Dragons manager Hiromitsu Ochiai pulled his starter, Soma Yamauchi, after 112 pitches and eight innings. Ochiai has two setup guys to chose from, lefty Akifumi Takahashi and right-hander Takuya Asao.

Takahashi came in and struck out Norichika Aoki and Jamie D'Antona and then retired pinch-hitter Yasushi Iihara, all on 13 pitches.

Nakazawa went to the mound in the bottom of the ninth and retired the first two batters he faced. On the brink of his first pro shutout, the lefty missed one pitch to right-handed-hitting Kazuhiro Wada, who put it in the seats for a sayonara home run.

One-run games are often decided by the breaks, and in this case, one might argue that the Swallows were victimized by bad luck.

Unfortunately, as pointed out in last week's column, these breaks are not something that just happens now and again. They are the norm. Visiting teams who are tied in the bottom of the ninth usually lose--unless they have a top-quality reliever on the mound.

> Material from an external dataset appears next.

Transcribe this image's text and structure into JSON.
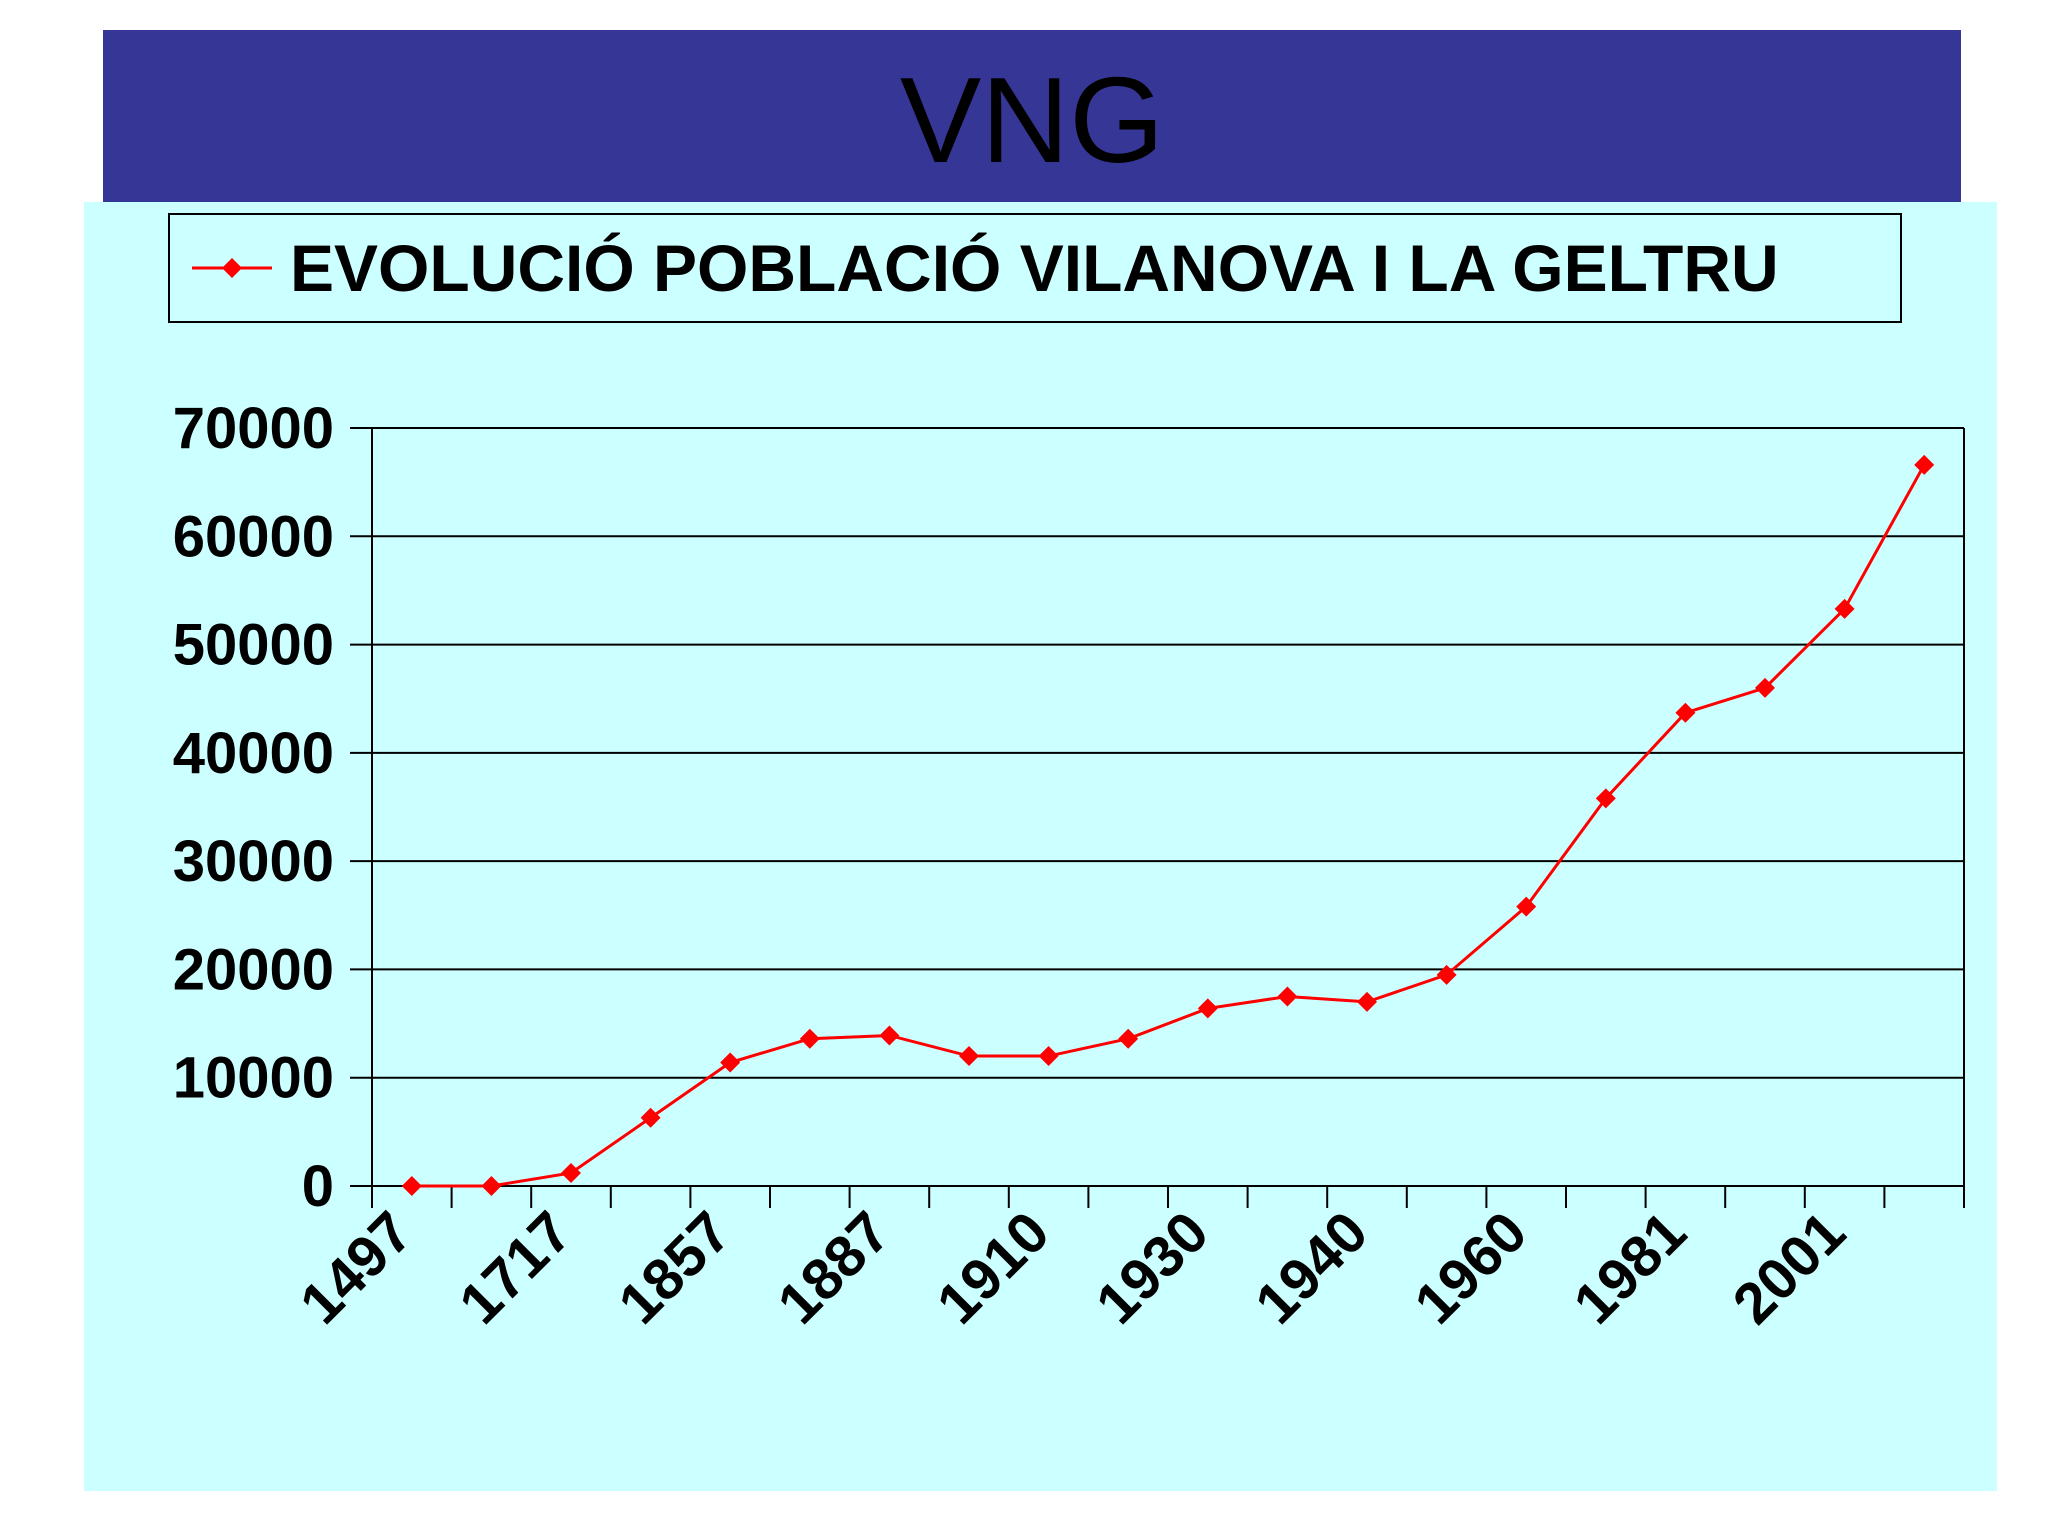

Since Takada has managed the Swallows, Lim has been his best option in those situations, with the team going 2-2. One loss came in the bottom of the ninth.

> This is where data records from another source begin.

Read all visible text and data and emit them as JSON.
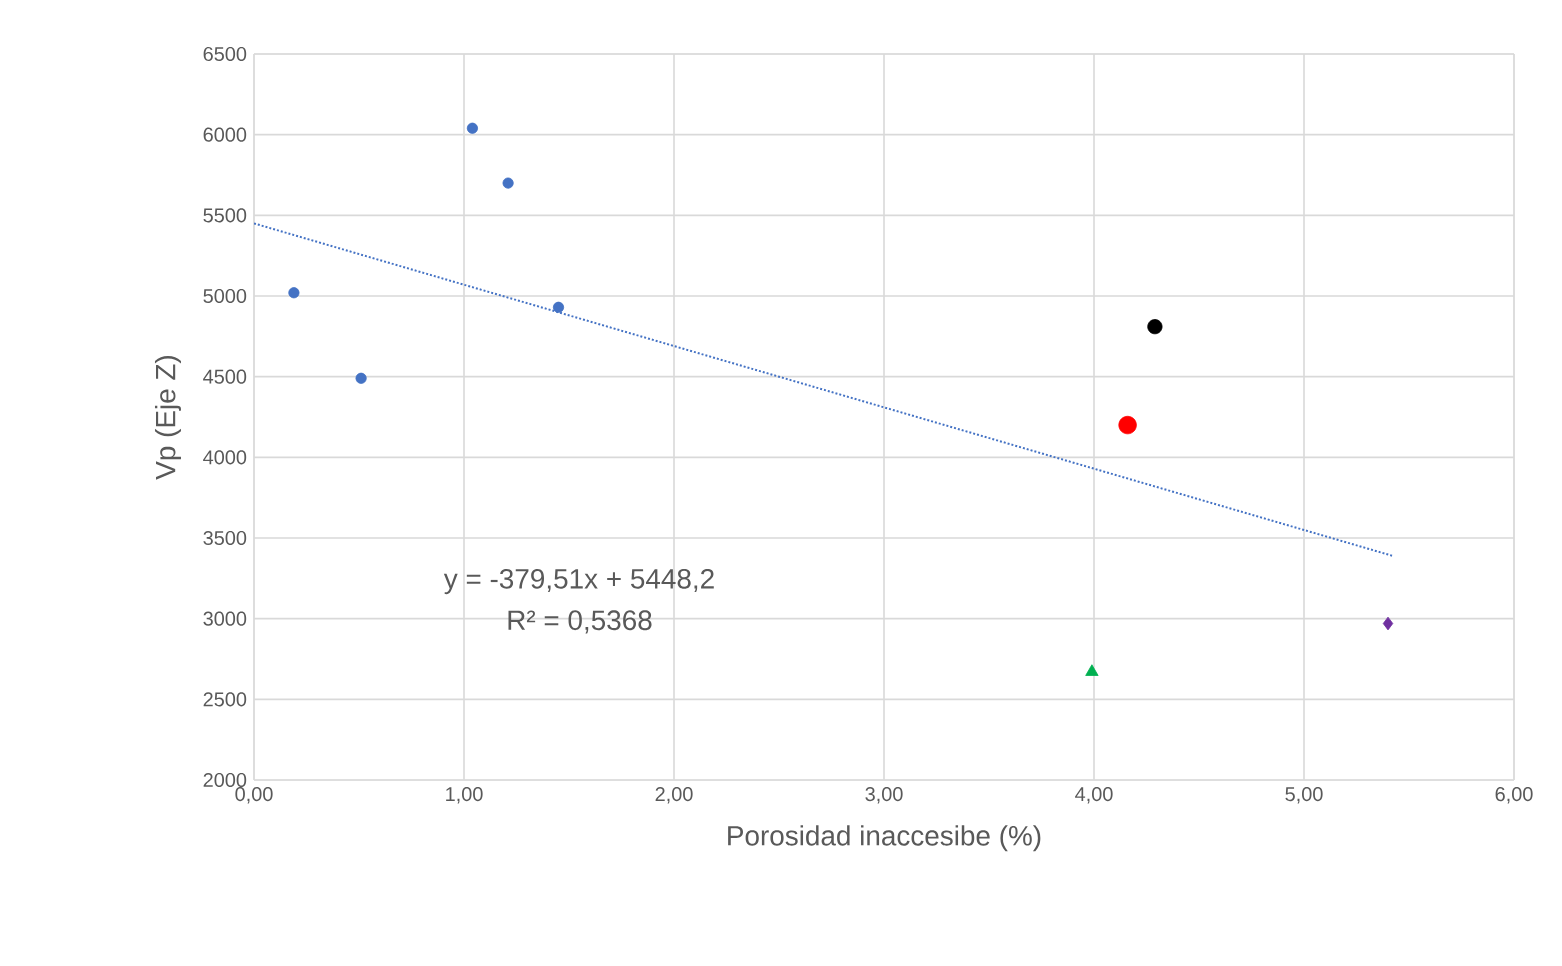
{
  "chart_data": {
    "type": "scatter",
    "xlabel": "Porosidad inaccesibe (%)",
    "ylabel": "Vp (Eje Z)",
    "xlim": [
      0,
      6
    ],
    "ylim": [
      2000,
      6500
    ],
    "xticks": [
      {
        "value": 0,
        "label": "0,00"
      },
      {
        "value": 1,
        "label": "1,00"
      },
      {
        "value": 2,
        "label": "2,00"
      },
      {
        "value": 3,
        "label": "3,00"
      },
      {
        "value": 4,
        "label": "4,00"
      },
      {
        "value": 5,
        "label": "5,00"
      },
      {
        "value": 6,
        "label": "6,00"
      }
    ],
    "yticks": [
      2000,
      2500,
      3000,
      3500,
      4000,
      4500,
      5000,
      5500,
      6000,
      6500
    ],
    "grid": true,
    "series": [
      {
        "color": "#4472c4",
        "marker": "circle",
        "x": [
          0.19,
          0.51,
          1.04,
          1.21,
          1.45
        ],
        "values": [
          5020,
          4490,
          6040,
          5700,
          4930
        ]
      },
      {
        "color": "#000000",
        "marker": "circle",
        "x": [
          4.29
        ],
        "values": [
          4810
        ]
      },
      {
        "color": "#ff0000",
        "marker": "circle",
        "x": [
          4.16
        ],
        "values": [
          4200
        ]
      },
      {
        "color": "#00b050",
        "marker": "triangle",
        "x": [
          3.99
        ],
        "values": [
          2670
        ]
      },
      {
        "color": "#7030a0",
        "marker": "diamond",
        "x": [
          5.4
        ],
        "values": [
          2970
        ]
      },
      {
        "type": "line",
        "color": "#4472c4",
        "marker": "none",
        "line_style": "dotted",
        "x": [
          0,
          5.42
        ],
        "values": [
          5450,
          3390
        ]
      }
    ],
    "annotations": [
      "y = -379,51x + 5448,2",
      "R² = 0,5368"
    ]
  }
}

With Oshimoto, Takada is 0-4 with three ninth-inning sayonara losses. With lefty Kenichi Matsuoka, the Swallows are 1-3-2, with all three losses in the bottom of the ninth. It's not a pretty picture if you're a Swallows fan and your team is giving away games.

But it doesn't have to be that way. Ask a fan of the Hanshin Tigers, whose team is at the other end of the spectrum.

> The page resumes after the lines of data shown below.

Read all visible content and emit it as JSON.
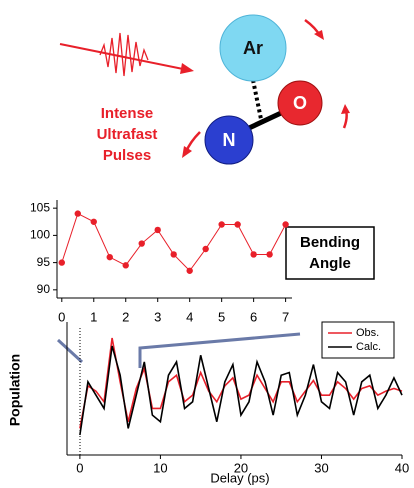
{
  "diagram": {
    "atoms": [
      "Ar",
      "N",
      "O"
    ],
    "pulse_label": [
      "Intense",
      "Ultrafast",
      "Pulses"
    ]
  },
  "chart_data": [
    {
      "type": "line",
      "color": "#e8202a",
      "markers": true,
      "x": [
        0,
        0.5,
        1,
        1.5,
        2,
        2.5,
        3,
        3.5,
        4,
        4.5,
        5,
        5.5,
        6,
        6.5,
        7
      ],
      "values": [
        95,
        104,
        102.5,
        96,
        94.5,
        98.5,
        101,
        96.5,
        93.5,
        97.5,
        102,
        102,
        96.5,
        96.5,
        102
      ],
      "xlim": [
        -0.15,
        7.2
      ],
      "ylim": [
        88.5,
        106.5
      ],
      "xticks": [
        0,
        1,
        2,
        3,
        4,
        5,
        6,
        7
      ],
      "yticks": [
        90,
        95,
        100,
        105
      ],
      "annotation": [
        "Bending",
        "Angle"
      ]
    },
    {
      "type": "line",
      "xlabel": "Delay (ps)",
      "ylabel": "Population",
      "legend": "upper right",
      "x": [
        0,
        1,
        2,
        3,
        4,
        5,
        6,
        7,
        8,
        9,
        10,
        11,
        12,
        13,
        14,
        15,
        16,
        17,
        18,
        19,
        20,
        21,
        22,
        23,
        24,
        25,
        26,
        27,
        28,
        29,
        30,
        31,
        32,
        33,
        34,
        35,
        36,
        37,
        38,
        39,
        40
      ],
      "series": [
        {
          "name": "Obs.",
          "color": "#e8202a",
          "values": [
            0.2,
            0.52,
            0.48,
            0.4,
            0.88,
            0.55,
            0.25,
            0.5,
            0.65,
            0.35,
            0.35,
            0.55,
            0.6,
            0.4,
            0.45,
            0.62,
            0.48,
            0.4,
            0.52,
            0.58,
            0.42,
            0.45,
            0.6,
            0.5,
            0.4,
            0.55,
            0.55,
            0.4,
            0.48,
            0.56,
            0.45,
            0.45,
            0.55,
            0.5,
            0.42,
            0.5,
            0.52,
            0.45,
            0.48,
            0.5,
            0.48
          ]
        },
        {
          "name": "Calc.",
          "color": "#000000",
          "values": [
            0.15,
            0.55,
            0.45,
            0.35,
            0.82,
            0.6,
            0.2,
            0.45,
            0.7,
            0.3,
            0.25,
            0.6,
            0.7,
            0.35,
            0.4,
            0.75,
            0.5,
            0.25,
            0.55,
            0.68,
            0.3,
            0.4,
            0.7,
            0.55,
            0.3,
            0.6,
            0.62,
            0.3,
            0.45,
            0.68,
            0.4,
            0.35,
            0.62,
            0.55,
            0.3,
            0.55,
            0.6,
            0.35,
            0.45,
            0.58,
            0.45
          ]
        }
      ],
      "xlim": [
        -1.6,
        40
      ],
      "ylim": [
        0,
        1
      ],
      "xticks": [
        0,
        10,
        20,
        30,
        40
      ]
    }
  ]
}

From 2006-2009, Akinobu Okada and his successor Akinobu Mayumi used a reliever in that crucial situation 30 times and the Tigers went 10-11-9 with only four ninth-inning sayonara losses.

The Tigers have for years had a pair of big right-handed guns in the bullpen, Kyuji Fujikawa and Tomoyuki Kubota. Since 2006, the team is 8-2-2 when Fujikawa pitched the bottom of the ninth in a tie game and neither loss came in the ninth.

"Hanshin has a wealth of quality relievers," Okada, now the manager of the Orix Buffaloes, told The Hot Corner on Wednesday at Jingu Stadium. "Don't even ask about Orix."

Takada said Fujikawa is the key, because of his ability to work more than an inning at a time.

"Lim is different," Takada said.

Indeed, while Fujikawa frequently throws more than an inning, Lim rarely does, having exceeded an inning just three times since 2006.

But Takada refuses to be suckered into the logic that he should try something just because the numbers suggest it might help him win.

Wouldn't he prefer to use the guy who gives him a 50-50 chance of winning as opposed to the others (1-8-3)?

"No. I'll use my closer when I have the lead and sometimes at home when it's tied," he said, looking tired of the topic. "That's that."

A manager should care about the basic odds when he makes a decision, but such does not always appear to be the case.